Retirement Plan: Quick Facts About Roth IRA Accounts

Becoming financially independent, growing a high-quality retirement, and coordinating a successful future is in the books for many, but the proper tools and guidance we utilize are far and few. I wanted to take a moment to share a couple of quick facts about Roth IRA accounts, since they are a well-known option for making YOUR MONEY WORK FOR YOU instead of for the banks! Meaning, instead of collecting a very small amount of return on your savings account (close to 0.05%) , why not put your money to WORK in a Roth IRA or 401(k) account and let it collect some return/profit? Out of the Roth and 401(k), we are going to take a quick glance at a Roth IRA account. I currently invest in a low risk, long-term package that shares approx 8-15% rate of return, depending on the market.

Below, you will find some simple yet informative facts about Roth IRA accounts and why we should all invest in some form of similar retirement plan:

  • There is NOT an age cap for depositing your contribution (adjusted gross income must be below a designated amount). You can contribute throughout your entire lifetime (even after 70 ½). Most of us should begin our account around 21-25 years of age.
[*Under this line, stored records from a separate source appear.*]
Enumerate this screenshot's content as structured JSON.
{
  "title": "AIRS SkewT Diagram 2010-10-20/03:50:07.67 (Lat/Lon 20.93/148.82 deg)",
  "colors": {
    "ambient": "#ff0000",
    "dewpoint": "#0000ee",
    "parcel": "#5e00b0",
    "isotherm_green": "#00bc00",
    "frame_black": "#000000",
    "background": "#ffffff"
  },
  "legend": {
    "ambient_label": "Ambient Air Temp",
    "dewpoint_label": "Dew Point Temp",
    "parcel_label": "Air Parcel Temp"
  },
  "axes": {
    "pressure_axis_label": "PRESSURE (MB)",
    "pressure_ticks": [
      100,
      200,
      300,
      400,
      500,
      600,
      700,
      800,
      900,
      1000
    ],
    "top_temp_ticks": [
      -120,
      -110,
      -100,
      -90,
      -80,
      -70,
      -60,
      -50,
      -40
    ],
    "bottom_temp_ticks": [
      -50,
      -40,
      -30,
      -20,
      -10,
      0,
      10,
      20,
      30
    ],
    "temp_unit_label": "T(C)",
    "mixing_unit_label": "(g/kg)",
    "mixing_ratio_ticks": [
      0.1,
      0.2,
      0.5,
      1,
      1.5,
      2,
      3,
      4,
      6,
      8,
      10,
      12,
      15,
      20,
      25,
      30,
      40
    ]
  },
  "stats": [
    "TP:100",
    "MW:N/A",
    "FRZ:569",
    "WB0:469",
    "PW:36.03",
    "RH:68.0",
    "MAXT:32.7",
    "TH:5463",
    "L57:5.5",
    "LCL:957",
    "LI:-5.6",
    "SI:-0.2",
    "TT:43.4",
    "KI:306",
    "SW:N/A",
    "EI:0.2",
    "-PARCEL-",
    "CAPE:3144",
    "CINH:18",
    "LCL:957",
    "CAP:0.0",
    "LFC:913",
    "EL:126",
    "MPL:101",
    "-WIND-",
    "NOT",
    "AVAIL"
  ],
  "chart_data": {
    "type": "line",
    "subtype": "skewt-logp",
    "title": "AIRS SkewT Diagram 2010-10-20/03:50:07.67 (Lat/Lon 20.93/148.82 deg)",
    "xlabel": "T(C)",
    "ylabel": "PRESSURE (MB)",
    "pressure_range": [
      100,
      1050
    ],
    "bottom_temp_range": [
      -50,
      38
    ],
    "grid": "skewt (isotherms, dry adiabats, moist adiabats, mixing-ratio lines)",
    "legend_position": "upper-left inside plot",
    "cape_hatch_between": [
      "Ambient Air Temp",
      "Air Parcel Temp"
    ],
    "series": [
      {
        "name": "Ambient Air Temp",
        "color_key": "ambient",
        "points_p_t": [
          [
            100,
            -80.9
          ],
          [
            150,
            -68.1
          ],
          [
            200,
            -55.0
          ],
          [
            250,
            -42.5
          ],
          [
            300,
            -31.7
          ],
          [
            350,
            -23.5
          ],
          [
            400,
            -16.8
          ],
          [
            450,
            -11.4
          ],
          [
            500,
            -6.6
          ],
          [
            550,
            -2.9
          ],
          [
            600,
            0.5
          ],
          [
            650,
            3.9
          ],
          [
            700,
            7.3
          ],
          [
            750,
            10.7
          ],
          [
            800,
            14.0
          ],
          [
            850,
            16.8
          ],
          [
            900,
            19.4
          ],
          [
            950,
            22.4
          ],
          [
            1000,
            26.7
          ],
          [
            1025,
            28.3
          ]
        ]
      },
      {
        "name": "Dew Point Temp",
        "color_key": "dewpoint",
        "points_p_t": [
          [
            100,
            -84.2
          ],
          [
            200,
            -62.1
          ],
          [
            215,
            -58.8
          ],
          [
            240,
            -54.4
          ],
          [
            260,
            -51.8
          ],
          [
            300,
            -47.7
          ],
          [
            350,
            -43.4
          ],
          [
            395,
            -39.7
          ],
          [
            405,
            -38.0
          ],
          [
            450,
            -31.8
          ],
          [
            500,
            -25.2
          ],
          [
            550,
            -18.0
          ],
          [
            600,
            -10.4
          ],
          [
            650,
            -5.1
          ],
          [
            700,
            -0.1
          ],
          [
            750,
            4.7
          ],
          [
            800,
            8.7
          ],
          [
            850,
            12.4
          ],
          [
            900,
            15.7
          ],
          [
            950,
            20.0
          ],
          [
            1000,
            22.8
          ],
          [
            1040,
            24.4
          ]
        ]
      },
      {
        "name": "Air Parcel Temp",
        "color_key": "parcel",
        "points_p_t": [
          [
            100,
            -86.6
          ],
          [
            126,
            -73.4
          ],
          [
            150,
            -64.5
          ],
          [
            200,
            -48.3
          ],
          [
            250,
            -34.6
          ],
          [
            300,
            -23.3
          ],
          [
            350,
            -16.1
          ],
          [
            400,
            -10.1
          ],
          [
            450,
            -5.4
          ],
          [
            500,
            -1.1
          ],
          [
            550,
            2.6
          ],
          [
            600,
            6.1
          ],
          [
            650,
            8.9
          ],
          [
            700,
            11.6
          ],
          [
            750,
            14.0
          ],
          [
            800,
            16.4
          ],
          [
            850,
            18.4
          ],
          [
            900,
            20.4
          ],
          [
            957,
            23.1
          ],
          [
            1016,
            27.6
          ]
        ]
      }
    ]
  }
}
If you are opening you account after then, try to max-out your account to hit your retirement goals in a proper timeline.
  • You CAN contribute to your Roth IRA, as well as your 401(k) retirement plan. You can even max-out or cap-off both of them. (I would recommend seeing if your employer provides a 401(k). If so, see if they match any designated amount. Then consider contributing to that as well to at least meet the requirement for the matched amount.)
  • When it comes to deducting when filing taxes, you can NOT deduct your contributions, as they are an already taxed form of income. Understand that this is already taxed money. But, you will not be taxed on the back-end when you acquire your “profit” from your returns.
  • You DON’T have to pay any penalties, taxes, or fees when pulling from your Roth IRA account contributions early (must be the contributions, not profit from rate of return).

There is an annual contribution limit depending on your filed income from the previous year.

(View amount you could file for tax year 2020).


Questions to ask employers about their 401 (k) plan

When interviewing for a job or searching for your next retirement investment, 401 (k) plans are always a standard option for most individuals. When it comes to a plan provided by a potential or current employer, here are some questions you may want to ask:

Do you have a 401 (k) plan?

Always make a point to directly ask the potential employer if they carry a 401 (k) plan for employees. Note: Many companies require you to be a full time employee to receive 401 (k), health insurance, and other employment benefits.

Does your 401 (k) plan match after a specific amount? How much?

Ask if the company matches a designated amount. If so, ask how much that amount is. For example, this means a company might match your first $75k. This says the company will also provide $75k once you begin to “cash out.” So your initial target is a minimum of $75k investment to get it matched. Then, either consider to invest in other options or continue to invest in that retirement plan.

How long until the 401 (k) plan matches the designated amount?

Consider asking the employer if there is a timeline/time frame in which you have to complete the 401 (k) plan. Most retirement plans have a time frame or age restriction on “cashing out.”

How were the 401 (k) plan package options chosen or selected?

Ask the employer if an individual, committee, or affiliated party selected the retirement plan. Also ask how they came to this conclusion and how it compares to other options. What is the rate of return, level of risk, and influences on stocks/shares. Then begin to ask yourself, is this the best option for my retirement goals.

Is there a conflict of interest between the company, affiliated parties, and the chosen 401 (k) plan?

While asking how the package plan was selected, begin to investigate if it was only chosen to benefit select parties. If this plan was only selected because it is the lowest form of benefit provided by the company, but is just enough to encourage/entice employment, then maybe you should consider other options.

Who dictates the addition/removal of investments choices or packages?

Understand how packages/investment options are manipulated. Be aware of who changes them, adds options, or eliminates previous choices. Also ask how these decisions are made and why?

How much are my monthly contributions?

For the sake of budget, does the employer have minimum monthly contributions. Sometimes, a payment plan can be set up to pull x amount from your payroll to dedicate toward the retirement plan. Age will also be a huge factor if there is a time frame toward retirement and how much must be contributed each month.

Do I have administration fees? If so, how much are they monthly?

Ask if the employer requires fees to handle your 401 (k) plan, transaction fees, admin fees, etc. How much is the company charging you on the back end to monitor and perform transactions?

Should you invest in a Roth IRA Brokerage account instead?

There are differences between a 401 (k) and Roth IRA that we can explore in another article. For the sake of this one, understand that if a company doesn’t match a set amount of your investment, you might consider a Roth IRA account that won’t tax you on your pay-out. Meaning when you cash out for retirement, you won’t be taxed like an income.

Hope these questions assist you in finding a retirement plan that works for you, or at least provide you with questions you can ask to determine which plans may NOT be for you.